In the May 17, 1985 award, the ALJ made the following findings: "Although the employer/insurer did not appeal the Full Board's [October 10, 1984] award, the employer/insurer by Form WC-2 [filed October 29,] 1984, reported that weekly income benefits were paid to the claimant from November 1, 1983 through February 1, 1984 at which time the claimant's benefits were suspended. The employer/insurer failed to comply with Board Rule 221[(i)] in that . . . there was no 10-day notice given to the claimant nor was a medical report substantiating the employer/insurer's allegation attached to the form." Also, the ALJ found that appellants failed to submit the medical evidence on which they relied to justify their suspension of payments, even though the record was extended for thirty days for the purpose of receiving further medical evidence.
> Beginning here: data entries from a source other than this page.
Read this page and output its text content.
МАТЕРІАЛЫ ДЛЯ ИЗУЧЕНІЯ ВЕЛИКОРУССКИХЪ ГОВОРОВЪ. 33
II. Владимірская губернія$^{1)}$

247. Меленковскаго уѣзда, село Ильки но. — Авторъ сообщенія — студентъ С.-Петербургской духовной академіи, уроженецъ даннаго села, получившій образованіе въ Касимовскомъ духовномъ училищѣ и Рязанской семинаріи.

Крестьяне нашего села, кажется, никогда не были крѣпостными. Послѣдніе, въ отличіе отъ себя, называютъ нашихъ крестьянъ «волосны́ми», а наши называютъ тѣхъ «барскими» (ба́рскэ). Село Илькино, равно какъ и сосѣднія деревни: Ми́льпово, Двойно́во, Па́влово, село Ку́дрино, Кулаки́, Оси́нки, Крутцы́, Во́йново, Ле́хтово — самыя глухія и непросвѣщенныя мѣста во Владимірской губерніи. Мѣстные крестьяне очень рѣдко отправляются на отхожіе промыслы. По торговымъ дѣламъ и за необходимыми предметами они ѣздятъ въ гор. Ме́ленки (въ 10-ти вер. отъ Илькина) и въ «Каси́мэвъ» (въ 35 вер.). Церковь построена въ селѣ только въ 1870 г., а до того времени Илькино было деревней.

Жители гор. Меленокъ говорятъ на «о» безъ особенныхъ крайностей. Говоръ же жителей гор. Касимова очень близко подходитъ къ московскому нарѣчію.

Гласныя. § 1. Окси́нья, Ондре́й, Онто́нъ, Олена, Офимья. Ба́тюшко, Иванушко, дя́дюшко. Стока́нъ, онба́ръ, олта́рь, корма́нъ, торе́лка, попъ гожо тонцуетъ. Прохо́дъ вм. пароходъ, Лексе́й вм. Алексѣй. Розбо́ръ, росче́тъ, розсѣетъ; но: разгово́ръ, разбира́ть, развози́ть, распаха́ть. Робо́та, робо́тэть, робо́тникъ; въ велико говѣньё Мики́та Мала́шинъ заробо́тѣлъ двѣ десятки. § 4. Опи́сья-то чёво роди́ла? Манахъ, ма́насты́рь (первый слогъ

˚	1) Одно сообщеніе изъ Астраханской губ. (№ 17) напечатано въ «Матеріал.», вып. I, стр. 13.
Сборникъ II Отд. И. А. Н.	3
Furthermore, the medical evidence was not submitted to the board for review until after the board had affirmed the ALJ's award, even though appellants were in possession of the report at the time of the de novo review proceedings.
Clearly, OCGA 34-9-221
(i) and the corresponding provisions of board Rule 221 require an employer/insurer to give both a ten-day notice to the claimant before suspension of benefits as well as to file a medical report with the WC-2 form. The record discloses that appellants failed to comply with these provisions. Under these circumstances, appellants were not authorized to terminate benefits and did so at their peril. Accord Caldwell v. Perry, 179 Ga. App. 682 (2) (347 SE2d 286) (1986)
; Cedartown Nursing Home v. Dunn, 174 Ga. App. 720 (1) (330 SE2d 905) (1985)
; West-Point Pepperell v. Springfield, 140 Ga. App. 530 (1) (231 SE2d 811) (1976)
. Therefore, we find the evidence supports the ALJ's finding that appellants disregarded the board's October 10, 1984 award.
Daniel A. Angelo, Cathleen M. Devlin, for appellants.